The shah's power had begun to crumble before he left the country, when in January 1978 Etelat daily newspaper was ordered to publish an article seen as insulting to Khomeini.
Demonstrations by theology students were violently crushed and the funerals of the victims sparked a cycle of fresh protests and repression.
Unrest mounted through 1978 and the bazaar frequently shut down in support of the protesters. "A young man would run into the bazaar, let out a sharp whistle and shout 'They're here!', and we'd all close shop and go join the protests," remembered 77-year old Ebrahim Almasi, who still runs a suit stall. He misses that burning revolutionary spirit, inspired by Khomeini's charisma.
"People had passion back then. Blood was flowing," he said.
Sheikh-Mehdi recalled how he would buy eggs for striking workers, part of the widespread solidarity felt at the time.
"People would come and ask if we were short and give us money... We helped people as much as we could," he said.
Educated in Switzerland, Pahlavi ascended the throne on September 16, 1941 at the tender age of 21.
The insecure young king did not gain real authority until 1953 when a CIA-backed coup removed his highly popular prime minister, Mohammad Mossadegh, who was trying to nationalise the country's oil. Flush with the country's petro-dollars, the shah became one of the best customers of the US defence industry and a bulwark against Soviet influence.
But his Western-inspired reforms triggered tumultuous social change that angered the clergy, while his consolidation of power and brutal secret police earned him a reputation as a tyrant.

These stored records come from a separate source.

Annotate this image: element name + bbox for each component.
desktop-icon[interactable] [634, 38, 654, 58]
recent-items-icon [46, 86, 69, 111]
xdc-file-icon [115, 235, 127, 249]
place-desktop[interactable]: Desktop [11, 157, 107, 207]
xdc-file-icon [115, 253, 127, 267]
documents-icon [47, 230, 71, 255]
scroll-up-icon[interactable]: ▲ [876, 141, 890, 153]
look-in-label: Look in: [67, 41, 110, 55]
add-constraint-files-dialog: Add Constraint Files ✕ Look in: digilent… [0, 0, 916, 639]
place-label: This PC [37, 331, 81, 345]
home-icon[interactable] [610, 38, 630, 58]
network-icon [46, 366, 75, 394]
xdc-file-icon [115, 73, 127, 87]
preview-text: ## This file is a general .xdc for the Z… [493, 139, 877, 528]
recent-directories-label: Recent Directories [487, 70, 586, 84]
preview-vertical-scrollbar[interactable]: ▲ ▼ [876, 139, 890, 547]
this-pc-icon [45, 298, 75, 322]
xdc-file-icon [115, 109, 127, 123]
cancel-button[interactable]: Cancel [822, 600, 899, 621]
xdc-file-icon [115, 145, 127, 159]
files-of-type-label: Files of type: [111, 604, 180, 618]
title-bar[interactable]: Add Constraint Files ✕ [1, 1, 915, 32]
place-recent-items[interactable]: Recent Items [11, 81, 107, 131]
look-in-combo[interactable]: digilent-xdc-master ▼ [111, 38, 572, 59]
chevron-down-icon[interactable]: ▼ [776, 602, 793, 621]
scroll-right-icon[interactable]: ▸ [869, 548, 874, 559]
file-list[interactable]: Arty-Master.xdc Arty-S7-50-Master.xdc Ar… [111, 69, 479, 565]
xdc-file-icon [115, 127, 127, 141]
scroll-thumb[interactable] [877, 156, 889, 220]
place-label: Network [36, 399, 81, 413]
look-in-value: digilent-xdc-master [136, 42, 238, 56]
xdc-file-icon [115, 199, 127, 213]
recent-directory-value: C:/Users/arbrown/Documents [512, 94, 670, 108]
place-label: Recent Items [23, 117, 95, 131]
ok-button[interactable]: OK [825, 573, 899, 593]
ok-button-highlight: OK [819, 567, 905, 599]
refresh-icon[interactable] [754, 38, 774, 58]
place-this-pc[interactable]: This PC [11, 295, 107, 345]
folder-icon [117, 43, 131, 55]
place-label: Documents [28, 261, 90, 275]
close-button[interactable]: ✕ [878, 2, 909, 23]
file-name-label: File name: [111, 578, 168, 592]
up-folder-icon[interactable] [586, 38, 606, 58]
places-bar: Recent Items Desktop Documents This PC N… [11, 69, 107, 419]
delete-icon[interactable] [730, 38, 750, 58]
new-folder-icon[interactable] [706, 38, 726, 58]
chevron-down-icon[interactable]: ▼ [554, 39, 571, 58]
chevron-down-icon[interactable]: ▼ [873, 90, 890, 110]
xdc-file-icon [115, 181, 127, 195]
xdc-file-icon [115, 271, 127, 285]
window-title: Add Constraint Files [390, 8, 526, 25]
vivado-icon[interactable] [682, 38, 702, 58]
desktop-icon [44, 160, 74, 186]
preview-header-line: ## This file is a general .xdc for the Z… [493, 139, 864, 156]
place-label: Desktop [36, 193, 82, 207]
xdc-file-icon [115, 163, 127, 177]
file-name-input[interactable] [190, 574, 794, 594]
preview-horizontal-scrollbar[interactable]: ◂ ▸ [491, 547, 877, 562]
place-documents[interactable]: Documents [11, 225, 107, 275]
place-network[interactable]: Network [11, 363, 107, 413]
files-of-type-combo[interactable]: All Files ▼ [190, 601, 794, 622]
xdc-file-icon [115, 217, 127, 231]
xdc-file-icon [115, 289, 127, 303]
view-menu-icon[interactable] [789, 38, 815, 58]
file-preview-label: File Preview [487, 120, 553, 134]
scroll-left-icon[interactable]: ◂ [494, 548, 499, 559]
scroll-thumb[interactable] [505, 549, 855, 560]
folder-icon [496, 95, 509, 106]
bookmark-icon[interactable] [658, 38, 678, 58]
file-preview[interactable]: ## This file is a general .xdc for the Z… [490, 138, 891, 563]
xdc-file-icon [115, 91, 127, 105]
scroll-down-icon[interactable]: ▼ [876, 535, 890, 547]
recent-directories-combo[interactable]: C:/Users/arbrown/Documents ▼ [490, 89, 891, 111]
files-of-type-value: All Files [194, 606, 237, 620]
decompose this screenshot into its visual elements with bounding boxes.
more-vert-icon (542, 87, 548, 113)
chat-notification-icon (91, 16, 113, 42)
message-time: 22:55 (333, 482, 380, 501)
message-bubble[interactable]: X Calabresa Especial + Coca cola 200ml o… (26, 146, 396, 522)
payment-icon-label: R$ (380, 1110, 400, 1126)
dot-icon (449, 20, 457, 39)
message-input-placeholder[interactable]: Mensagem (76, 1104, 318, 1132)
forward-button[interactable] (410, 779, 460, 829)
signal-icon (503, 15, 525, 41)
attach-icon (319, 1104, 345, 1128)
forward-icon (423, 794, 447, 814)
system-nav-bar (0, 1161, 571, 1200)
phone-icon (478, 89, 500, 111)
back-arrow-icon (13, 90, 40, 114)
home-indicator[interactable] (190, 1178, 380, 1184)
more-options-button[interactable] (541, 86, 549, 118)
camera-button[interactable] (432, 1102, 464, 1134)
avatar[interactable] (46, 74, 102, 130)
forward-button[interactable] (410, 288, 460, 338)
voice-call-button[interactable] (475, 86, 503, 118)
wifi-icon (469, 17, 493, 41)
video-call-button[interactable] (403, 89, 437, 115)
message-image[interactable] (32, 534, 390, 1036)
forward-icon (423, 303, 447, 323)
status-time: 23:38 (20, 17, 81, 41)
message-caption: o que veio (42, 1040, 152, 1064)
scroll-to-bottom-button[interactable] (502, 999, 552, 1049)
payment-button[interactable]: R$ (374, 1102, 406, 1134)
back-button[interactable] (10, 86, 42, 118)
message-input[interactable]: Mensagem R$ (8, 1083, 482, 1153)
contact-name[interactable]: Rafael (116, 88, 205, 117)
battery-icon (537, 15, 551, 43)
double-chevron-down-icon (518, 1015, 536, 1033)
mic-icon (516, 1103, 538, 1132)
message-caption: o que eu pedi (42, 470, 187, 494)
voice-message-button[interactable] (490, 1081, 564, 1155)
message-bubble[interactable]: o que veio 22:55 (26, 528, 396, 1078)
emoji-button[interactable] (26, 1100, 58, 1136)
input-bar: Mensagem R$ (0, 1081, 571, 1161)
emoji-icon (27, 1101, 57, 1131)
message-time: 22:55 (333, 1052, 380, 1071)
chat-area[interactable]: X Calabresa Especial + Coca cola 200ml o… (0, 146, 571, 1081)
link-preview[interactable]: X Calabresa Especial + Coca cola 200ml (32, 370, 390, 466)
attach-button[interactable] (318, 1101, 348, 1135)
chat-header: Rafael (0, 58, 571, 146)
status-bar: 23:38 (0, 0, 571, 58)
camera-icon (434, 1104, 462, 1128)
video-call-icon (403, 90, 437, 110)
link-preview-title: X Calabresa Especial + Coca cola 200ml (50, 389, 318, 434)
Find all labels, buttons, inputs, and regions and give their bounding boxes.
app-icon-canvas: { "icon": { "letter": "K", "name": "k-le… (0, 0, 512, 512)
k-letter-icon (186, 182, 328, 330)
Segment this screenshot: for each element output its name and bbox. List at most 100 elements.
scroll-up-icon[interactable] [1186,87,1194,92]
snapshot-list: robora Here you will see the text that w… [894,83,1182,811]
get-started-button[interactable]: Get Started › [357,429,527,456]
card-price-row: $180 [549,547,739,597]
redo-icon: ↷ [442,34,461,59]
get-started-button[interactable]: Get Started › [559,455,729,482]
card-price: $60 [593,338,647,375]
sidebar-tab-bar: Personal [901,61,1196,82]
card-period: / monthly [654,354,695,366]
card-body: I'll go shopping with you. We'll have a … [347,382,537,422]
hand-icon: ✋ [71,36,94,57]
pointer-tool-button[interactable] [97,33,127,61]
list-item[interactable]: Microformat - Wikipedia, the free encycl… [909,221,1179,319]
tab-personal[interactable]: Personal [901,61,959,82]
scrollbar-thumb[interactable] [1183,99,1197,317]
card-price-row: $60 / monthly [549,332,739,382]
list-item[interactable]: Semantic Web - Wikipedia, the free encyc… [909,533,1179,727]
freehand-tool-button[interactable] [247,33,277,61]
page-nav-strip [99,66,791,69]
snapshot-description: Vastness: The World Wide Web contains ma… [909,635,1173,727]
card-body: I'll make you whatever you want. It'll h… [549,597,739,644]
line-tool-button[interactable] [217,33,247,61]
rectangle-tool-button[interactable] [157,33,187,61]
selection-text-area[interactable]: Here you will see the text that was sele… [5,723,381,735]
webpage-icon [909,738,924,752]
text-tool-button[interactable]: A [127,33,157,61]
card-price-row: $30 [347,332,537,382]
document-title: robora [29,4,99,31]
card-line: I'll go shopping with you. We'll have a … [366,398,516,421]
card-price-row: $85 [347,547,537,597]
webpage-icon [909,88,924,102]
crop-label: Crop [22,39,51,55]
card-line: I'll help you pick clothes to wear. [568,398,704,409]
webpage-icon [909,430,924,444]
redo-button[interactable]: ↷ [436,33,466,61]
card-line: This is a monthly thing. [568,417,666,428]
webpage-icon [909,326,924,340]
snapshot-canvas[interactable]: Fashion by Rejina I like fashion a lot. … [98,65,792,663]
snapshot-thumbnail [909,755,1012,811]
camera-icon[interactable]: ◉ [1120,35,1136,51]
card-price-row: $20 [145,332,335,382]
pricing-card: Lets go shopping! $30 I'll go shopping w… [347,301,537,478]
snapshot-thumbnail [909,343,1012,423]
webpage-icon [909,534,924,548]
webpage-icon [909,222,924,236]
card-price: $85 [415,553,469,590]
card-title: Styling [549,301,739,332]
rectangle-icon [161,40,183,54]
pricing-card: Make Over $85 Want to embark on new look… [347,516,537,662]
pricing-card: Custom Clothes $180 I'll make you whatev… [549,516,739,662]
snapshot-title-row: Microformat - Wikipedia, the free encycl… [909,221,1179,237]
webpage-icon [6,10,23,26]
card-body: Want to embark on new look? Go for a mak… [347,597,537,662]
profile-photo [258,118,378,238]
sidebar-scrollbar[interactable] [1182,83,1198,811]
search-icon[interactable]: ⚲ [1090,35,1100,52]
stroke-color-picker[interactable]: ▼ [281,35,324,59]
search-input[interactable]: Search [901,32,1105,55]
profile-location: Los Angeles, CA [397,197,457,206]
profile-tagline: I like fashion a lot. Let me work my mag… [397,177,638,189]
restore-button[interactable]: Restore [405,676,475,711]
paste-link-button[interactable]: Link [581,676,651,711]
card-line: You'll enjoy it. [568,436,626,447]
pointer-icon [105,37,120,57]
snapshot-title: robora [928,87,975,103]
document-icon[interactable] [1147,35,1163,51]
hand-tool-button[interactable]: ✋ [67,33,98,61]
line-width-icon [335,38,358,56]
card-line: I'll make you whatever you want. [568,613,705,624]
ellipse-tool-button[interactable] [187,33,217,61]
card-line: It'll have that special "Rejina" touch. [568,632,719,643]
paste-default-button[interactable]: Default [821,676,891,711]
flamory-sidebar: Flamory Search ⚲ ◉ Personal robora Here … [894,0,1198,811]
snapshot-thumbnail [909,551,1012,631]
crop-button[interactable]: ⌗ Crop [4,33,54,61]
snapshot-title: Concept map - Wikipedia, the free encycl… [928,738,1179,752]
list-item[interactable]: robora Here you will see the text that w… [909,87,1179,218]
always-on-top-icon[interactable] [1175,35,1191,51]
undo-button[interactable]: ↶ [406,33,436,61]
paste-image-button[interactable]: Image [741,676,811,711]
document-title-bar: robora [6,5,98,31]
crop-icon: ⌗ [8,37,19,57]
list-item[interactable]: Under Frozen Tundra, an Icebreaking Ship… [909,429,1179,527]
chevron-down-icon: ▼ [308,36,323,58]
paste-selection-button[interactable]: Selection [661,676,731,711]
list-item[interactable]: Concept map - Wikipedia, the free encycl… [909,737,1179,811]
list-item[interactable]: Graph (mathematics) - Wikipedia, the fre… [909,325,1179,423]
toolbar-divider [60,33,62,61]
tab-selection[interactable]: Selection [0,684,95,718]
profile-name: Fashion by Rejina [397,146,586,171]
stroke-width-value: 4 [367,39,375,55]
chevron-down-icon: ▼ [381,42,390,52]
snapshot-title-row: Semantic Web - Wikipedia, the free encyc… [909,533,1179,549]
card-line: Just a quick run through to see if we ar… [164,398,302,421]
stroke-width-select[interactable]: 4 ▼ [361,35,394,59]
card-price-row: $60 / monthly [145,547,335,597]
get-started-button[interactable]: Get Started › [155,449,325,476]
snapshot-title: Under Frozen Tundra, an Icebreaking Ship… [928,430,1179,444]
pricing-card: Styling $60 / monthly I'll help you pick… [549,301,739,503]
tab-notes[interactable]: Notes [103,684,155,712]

Opposition to the shah and the aura of corruption around the Tehrani elite brought together an unlikely but powerful coalition of radical Islamists, who opposed the quietism of the traditional clergy, and left-wing students motivated by anti-colonial movements around the world. The 40th anniversary of the shah's departure comes at a difficult time for Iran and Tehran's iconic bazaar as renewed US sanctions and poor management have plunged the country's economy into recession. Sheikh-Mehdi said this was precisely the time to return to the religious roots of the revolution. He still draws inspiration from Hazrat Imam Ali (RA), son-in-law to holy Prophet Mohammad (PBUH) and a symbol of justice for Shia Muslims. "We all need to remember life is short, and we will be judged," he said.